Motion, relaxation dynamics, and diffusion processes in two-dimensional colloidal crystals confined between walls

Abstract

The dynamical behavior of single-component two-dimensional colloidal crystals confined in a slit geometry is studied by Langevin dynamics simulation of a simple model. The colloids are modeled as pointlike particles, interacting with the repulsive part of the Lennard-Jones potential, and the fluid molecules in the colloidal suspension are not explicitly considered. Considering a crystalline strip of triangular lattice structure with n=30 rows, the (one-dimensional) walls confining the strip are chosen as two rigidly fixed crystalline rows at each side, commensurate with the lattice structure and, thus, stabilizing long-range order. The case when the spacing between the walls is incommensurate with the ideal triangular lattice is also studied, where (due to a transition in the number of rows, n → n-1) the confined crystal is incommensurate with the confining boundaries, and a soliton staircase forms along the walls.
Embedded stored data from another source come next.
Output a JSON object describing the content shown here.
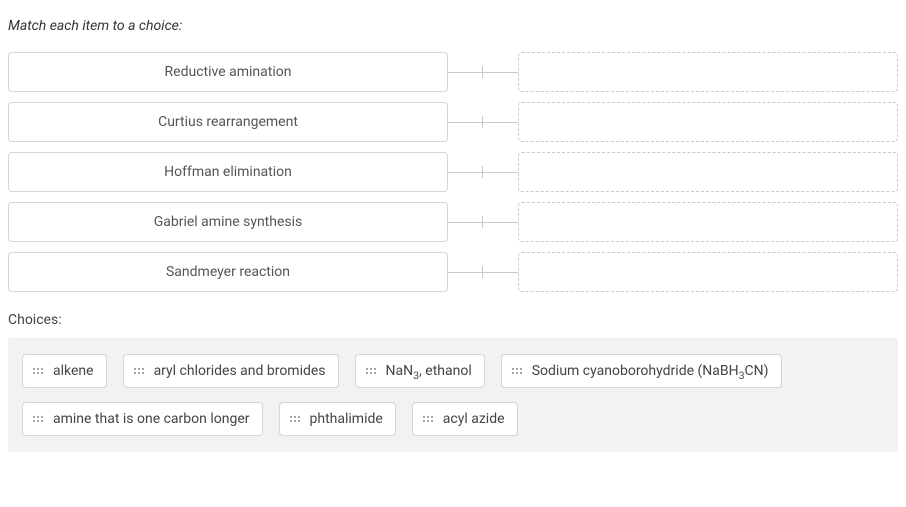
{
  "instruction": "Match each item to a choice:",
  "items": [
    {
      "label": "Reductive amination"
    },
    {
      "label": "Curtius rearrangement"
    },
    {
      "label": "Hoffman elimination"
    },
    {
      "label": "Gabriel amine synthesis"
    },
    {
      "label": "Sandmeyer reaction"
    }
  ],
  "choices_label": "Choices:",
  "choices": [
    {
      "label": "alkene"
    },
    {
      "label": "aryl chlorides and bromides"
    },
    {
      "label": "NaN3, ethanol",
      "html": "NaN<sub>3</sub>, ethanol"
    },
    {
      "label": "Sodium cyanoborohydride (NaBH3CN)",
      "html": "Sodium cyanoborohydride (NaBH<sub>3</sub>CN)"
    },
    {
      "label": "amine that is one carbon longer"
    },
    {
      "label": "phthalimide"
    },
    {
      "label": "acyl azide"
    }
  ]
}
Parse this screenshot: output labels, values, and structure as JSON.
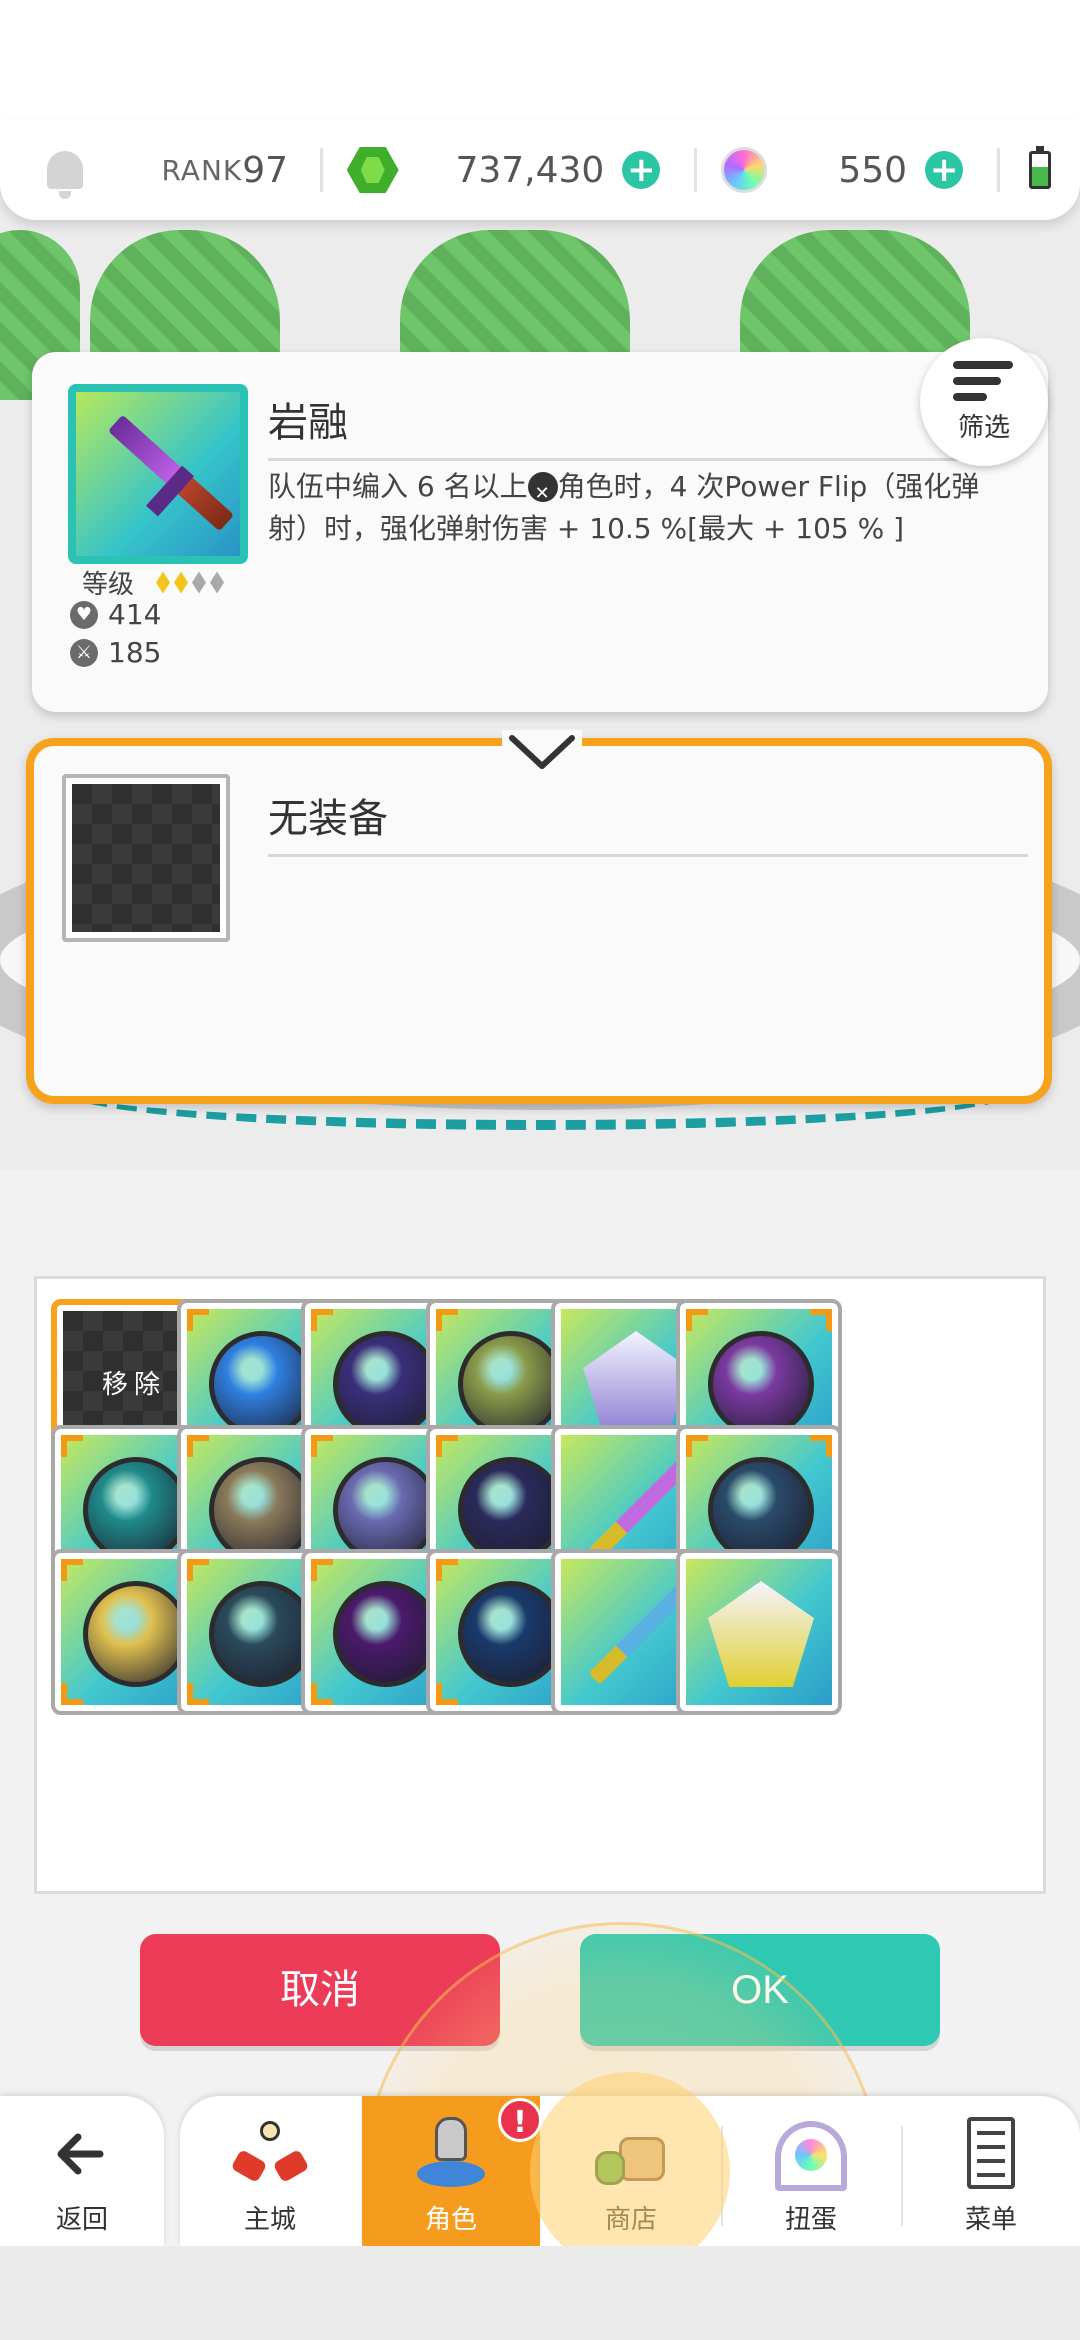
{
  "topbar": {
    "rank_label": "RANK",
    "rank_value": "97",
    "gems": "737,430",
    "orbs": "550",
    "plus_symbol": "+"
  },
  "equipped": {
    "name": "岩融",
    "description_part1": "队伍中编入 6 名以上",
    "description_part2": "角色时，4 次Power Flip（强化弹射）时，强化弹射伤害 + 10.5 %[最大 + 105 % ]",
    "grade_label": "等级",
    "grade_filled": 2,
    "grade_total": 4,
    "hp": "414",
    "atk": "185"
  },
  "filter": {
    "label": "筛选"
  },
  "slot": {
    "name": "无装备"
  },
  "grid": {
    "remove_label": "移除",
    "items": [
      {
        "kind": "remove"
      },
      {
        "kind": "orb",
        "icon": "ship-orb-icon",
        "color": "#2f7fe0"
      },
      {
        "kind": "orb",
        "icon": "dark-orb-icon",
        "color": "#3a2f7a"
      },
      {
        "kind": "orb",
        "icon": "frog-orb-icon",
        "color": "#8a9a4a"
      },
      {
        "kind": "crest",
        "icon": "silver-crest-icon",
        "color": "#8a7bd0"
      },
      {
        "kind": "orb",
        "icon": "partial-orb-icon",
        "color": "#7a3aa0"
      },
      {
        "kind": "orb",
        "icon": "turtle-orb-icon",
        "color": "#1f8a8a"
      },
      {
        "kind": "orb",
        "icon": "mountain-orb-icon",
        "color": "#8a7a5a"
      },
      {
        "kind": "orb",
        "icon": "crystal-orb-icon",
        "color": "#6a6ab0"
      },
      {
        "kind": "orb",
        "icon": "star-orb-icon",
        "color": "#2a2a5a"
      },
      {
        "kind": "blade",
        "icon": "rainbow-sword-icon",
        "color": "#c06ae0"
      },
      {
        "kind": "orb",
        "icon": "partial-orb-icon",
        "color": "#2a4a6a"
      },
      {
        "kind": "orb",
        "icon": "sand-orb-icon",
        "color": "#e0c050"
      },
      {
        "kind": "orb",
        "icon": "ice-orb-icon",
        "color": "#2a4a5a"
      },
      {
        "kind": "orb",
        "icon": "shadow-orb-icon",
        "color": "#4a1a6a"
      },
      {
        "kind": "orb",
        "icon": "night-orb-icon",
        "color": "#1a3a6a"
      },
      {
        "kind": "blade",
        "icon": "blue-sword-icon",
        "color": "#5ab0e0"
      },
      {
        "kind": "crest",
        "icon": "partial-crest-icon",
        "color": "#e0d030"
      }
    ]
  },
  "buttons": {
    "cancel": "取消",
    "ok": "OK"
  },
  "nav": {
    "back": "返回",
    "items": [
      "主城",
      "角色",
      "商店",
      "扭蛋",
      "菜单"
    ],
    "badge": "!"
  },
  "colors": {
    "accent_orange": "#f6a21c",
    "cancel_red": "#ec3c57",
    "ok_teal": "#2fc9b3",
    "plus_teal": "#2cc6a4"
  }
}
It is shown that mean-square displacements (MSDs) of particles as a function of time show an overshoot and then saturate at a horizontal plateau in the commensurate case, the value of the plateau being largest in the center of the strip. Conversely, when solitons are present, MSDs are largest in the rows containing the solitons, and all MSDs do not settle down at well-defined plateaus in the direction parallel to the boundaries, due to the lack of positional long-range order in ideal two-dimensional crystals. The MSDs of the solitons (which can be treated like quasiparticles at very low temperature) have also been studied and their dynamics are found to be about an order of magnitude slower than that of the colloidal particles themselves. Finally, transport of individual colloidal particles by diffusion processes is studied: both standard vacancy-interstitial pair formation and cooperative ring rotation processes are identified. These processes require thermal activation, with activation energies of the order of 10T(m) (T(m) being the melting temperature of the crystal), while the motions due to long-wavelength phonons decrease only linearly in temperature.